[llvm] [AArch64][LoopVectorize] Enable tail-folding on neoverse-v2 (PR #135357)

Mon Apr 14 00:24:46 PDT 2025

davemgreen wrote:

I should have given more details but there are quite a few things going on with it and some things could have changes since last we looked. As far as I understand the vectorizer still makes the decision very early as to whether to tail fold, and if we return true for preferPredicateOverEpilogue then we essentially force the vectorizer to predicate the loop we see. For AArch64 I believe this currently still means forcing scalable vectorization (as masked-loads/stores are not given a cheap cost for fixed length vectors), and forces the interleave factor to 1 as it is difficult to predicate loops well that are also unrolled.

In recent times on Neoverse V2 there has been a push in the opposite directions. It has preferred fixed-width to scalable vectors when the costs are equal (#95819) and allow larger vector bodies to make use of all the vector pipelines available on the V2 (#100385).

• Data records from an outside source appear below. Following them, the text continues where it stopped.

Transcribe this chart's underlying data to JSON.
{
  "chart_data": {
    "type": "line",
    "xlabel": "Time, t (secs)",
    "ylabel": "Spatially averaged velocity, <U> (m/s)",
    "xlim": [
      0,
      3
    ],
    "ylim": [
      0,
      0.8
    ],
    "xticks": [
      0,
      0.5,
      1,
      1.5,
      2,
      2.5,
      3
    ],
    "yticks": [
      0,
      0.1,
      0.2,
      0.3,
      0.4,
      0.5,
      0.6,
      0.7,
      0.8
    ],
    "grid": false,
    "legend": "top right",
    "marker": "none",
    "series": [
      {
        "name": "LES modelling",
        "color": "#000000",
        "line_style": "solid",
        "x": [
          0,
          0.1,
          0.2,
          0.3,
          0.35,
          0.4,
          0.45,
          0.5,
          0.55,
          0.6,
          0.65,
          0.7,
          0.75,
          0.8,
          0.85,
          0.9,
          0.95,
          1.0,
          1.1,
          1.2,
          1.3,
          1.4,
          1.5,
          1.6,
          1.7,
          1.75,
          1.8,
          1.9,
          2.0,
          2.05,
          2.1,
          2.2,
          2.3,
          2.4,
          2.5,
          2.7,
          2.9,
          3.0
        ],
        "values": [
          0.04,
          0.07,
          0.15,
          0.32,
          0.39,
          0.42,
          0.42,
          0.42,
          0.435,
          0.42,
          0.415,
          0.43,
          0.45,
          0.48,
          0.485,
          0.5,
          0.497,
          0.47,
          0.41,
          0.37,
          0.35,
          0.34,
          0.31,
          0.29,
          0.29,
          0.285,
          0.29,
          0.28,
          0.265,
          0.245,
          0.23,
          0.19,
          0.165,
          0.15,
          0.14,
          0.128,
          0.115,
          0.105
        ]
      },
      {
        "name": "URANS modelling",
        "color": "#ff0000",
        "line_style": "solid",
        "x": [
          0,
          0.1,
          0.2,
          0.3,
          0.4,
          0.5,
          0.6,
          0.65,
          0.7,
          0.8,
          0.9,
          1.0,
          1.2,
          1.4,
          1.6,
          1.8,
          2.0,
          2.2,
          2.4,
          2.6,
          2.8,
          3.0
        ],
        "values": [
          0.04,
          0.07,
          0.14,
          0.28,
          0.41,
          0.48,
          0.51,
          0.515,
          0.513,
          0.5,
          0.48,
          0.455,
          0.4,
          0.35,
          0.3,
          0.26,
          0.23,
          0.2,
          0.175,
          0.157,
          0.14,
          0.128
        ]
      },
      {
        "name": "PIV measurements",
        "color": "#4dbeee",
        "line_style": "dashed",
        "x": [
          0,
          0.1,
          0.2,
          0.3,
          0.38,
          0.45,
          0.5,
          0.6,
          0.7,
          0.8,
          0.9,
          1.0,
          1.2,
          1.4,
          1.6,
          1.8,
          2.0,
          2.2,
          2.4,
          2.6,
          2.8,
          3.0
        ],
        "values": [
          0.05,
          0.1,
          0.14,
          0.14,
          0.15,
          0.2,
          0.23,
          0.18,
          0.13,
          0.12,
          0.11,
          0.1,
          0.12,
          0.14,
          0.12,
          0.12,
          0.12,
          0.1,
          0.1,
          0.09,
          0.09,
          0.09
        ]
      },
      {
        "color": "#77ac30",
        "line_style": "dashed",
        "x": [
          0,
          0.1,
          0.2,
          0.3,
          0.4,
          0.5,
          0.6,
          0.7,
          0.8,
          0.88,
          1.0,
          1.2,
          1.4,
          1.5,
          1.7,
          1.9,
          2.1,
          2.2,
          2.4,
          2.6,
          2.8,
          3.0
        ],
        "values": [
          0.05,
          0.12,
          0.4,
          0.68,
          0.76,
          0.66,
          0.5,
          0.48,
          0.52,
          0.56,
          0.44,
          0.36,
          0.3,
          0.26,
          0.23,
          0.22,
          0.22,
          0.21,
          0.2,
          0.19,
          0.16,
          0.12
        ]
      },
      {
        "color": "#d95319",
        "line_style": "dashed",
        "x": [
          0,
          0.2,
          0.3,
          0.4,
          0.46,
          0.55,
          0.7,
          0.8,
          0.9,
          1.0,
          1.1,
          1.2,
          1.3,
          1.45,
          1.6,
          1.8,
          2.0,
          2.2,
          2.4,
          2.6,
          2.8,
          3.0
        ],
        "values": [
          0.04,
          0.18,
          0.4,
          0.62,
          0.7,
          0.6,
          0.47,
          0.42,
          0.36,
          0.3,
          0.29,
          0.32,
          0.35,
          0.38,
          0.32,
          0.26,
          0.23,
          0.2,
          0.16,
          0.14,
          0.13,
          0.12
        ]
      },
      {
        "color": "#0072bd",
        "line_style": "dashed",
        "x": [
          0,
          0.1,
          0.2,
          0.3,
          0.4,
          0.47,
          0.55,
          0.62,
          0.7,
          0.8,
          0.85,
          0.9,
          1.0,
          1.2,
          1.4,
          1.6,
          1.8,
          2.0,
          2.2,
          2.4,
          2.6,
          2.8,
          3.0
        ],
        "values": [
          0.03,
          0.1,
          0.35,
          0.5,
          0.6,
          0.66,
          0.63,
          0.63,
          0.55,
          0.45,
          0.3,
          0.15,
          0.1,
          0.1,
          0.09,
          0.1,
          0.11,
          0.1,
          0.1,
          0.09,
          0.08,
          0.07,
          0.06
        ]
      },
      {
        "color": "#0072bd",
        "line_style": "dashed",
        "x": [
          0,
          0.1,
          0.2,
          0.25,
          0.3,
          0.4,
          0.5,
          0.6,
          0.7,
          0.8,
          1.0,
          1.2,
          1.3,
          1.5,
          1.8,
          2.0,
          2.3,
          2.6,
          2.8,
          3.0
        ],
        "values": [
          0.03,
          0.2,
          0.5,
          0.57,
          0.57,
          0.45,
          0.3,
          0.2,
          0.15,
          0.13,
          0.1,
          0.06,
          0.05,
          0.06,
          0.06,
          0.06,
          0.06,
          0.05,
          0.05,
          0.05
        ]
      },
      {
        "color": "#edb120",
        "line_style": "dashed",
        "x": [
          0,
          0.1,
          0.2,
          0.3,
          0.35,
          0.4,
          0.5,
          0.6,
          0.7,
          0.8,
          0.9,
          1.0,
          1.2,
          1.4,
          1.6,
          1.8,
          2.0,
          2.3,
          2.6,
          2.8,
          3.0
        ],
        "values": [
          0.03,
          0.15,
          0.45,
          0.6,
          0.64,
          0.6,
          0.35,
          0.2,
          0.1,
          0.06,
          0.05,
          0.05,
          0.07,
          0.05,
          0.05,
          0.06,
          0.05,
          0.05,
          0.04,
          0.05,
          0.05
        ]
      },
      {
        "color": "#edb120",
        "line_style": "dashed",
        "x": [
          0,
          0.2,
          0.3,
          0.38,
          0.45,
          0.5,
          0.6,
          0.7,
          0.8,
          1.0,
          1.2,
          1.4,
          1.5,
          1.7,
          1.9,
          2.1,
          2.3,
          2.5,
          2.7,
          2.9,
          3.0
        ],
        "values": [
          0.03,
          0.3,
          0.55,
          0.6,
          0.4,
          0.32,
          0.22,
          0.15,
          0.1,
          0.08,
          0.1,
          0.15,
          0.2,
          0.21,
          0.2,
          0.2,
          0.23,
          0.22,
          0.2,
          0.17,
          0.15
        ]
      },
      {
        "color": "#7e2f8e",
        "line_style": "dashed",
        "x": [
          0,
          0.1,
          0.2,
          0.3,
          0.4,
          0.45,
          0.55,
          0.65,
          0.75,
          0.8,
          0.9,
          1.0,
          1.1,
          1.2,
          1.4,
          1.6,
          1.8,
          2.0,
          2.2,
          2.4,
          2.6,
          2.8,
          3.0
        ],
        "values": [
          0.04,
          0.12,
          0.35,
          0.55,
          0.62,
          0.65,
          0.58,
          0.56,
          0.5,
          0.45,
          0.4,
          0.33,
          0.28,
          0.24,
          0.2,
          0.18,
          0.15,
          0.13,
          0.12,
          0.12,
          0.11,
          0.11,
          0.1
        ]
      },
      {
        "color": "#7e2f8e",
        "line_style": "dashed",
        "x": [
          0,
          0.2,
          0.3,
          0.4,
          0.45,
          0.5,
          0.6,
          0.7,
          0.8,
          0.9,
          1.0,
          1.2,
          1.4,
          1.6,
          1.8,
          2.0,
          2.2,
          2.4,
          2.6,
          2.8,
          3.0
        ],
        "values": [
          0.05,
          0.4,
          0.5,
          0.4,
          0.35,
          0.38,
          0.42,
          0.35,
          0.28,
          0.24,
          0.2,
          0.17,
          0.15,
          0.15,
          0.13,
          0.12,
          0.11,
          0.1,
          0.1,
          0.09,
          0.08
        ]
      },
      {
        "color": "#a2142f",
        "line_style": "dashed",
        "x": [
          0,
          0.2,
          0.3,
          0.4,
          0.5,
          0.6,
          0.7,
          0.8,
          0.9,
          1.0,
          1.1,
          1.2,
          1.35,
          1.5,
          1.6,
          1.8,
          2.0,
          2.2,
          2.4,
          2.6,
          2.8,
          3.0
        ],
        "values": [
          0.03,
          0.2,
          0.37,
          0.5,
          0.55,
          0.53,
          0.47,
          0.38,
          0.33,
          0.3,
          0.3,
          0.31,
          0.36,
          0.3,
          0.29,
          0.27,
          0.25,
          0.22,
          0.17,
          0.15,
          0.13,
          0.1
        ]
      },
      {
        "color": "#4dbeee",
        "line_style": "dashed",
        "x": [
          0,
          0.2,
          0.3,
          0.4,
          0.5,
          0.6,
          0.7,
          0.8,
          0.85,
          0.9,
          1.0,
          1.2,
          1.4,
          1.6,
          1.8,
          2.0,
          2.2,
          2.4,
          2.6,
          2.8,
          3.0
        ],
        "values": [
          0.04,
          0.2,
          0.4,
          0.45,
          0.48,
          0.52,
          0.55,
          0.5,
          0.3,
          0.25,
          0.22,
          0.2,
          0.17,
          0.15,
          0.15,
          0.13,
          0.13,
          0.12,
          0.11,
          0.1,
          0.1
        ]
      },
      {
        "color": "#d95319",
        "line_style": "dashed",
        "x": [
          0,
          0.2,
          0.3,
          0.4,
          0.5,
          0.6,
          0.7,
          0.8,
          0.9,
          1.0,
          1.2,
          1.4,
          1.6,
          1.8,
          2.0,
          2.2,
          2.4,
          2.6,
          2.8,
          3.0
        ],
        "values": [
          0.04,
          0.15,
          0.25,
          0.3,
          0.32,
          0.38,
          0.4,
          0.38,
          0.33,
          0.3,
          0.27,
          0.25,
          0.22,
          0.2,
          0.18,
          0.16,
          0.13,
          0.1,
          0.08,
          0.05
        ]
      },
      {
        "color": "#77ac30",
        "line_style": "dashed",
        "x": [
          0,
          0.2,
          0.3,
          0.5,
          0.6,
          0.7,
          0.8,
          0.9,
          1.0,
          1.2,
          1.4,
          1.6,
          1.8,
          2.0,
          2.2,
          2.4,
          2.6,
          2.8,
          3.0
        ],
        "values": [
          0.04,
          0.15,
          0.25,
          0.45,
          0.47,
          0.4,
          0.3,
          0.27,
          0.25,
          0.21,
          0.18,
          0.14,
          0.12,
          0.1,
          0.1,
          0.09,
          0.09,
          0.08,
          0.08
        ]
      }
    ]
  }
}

Tail predication has some efficiency bonuses of its own especially for loops with low trip counts that are called often, but it makes it difficult to get the most out of the hardware for loops with high trip counts. Saturating 4 vector pipelines sometimes requires some interleaving and making sure that the predication does not become a bottleneck. So whilst this might help on certain benchmark it can hurt in other domains like ML, HPC and DSP. (We know for example that x264 has certain low-trip count loops that can be helped by forcing the vectorizer to pick a lower trip count). Currently there are some heuristics to disable reductions, small loops and a few other cases when tail folding, but the problem AFAIU isn't really predication+reductions or predication+small loops, it is that interleaving can be so important for performance in these loops.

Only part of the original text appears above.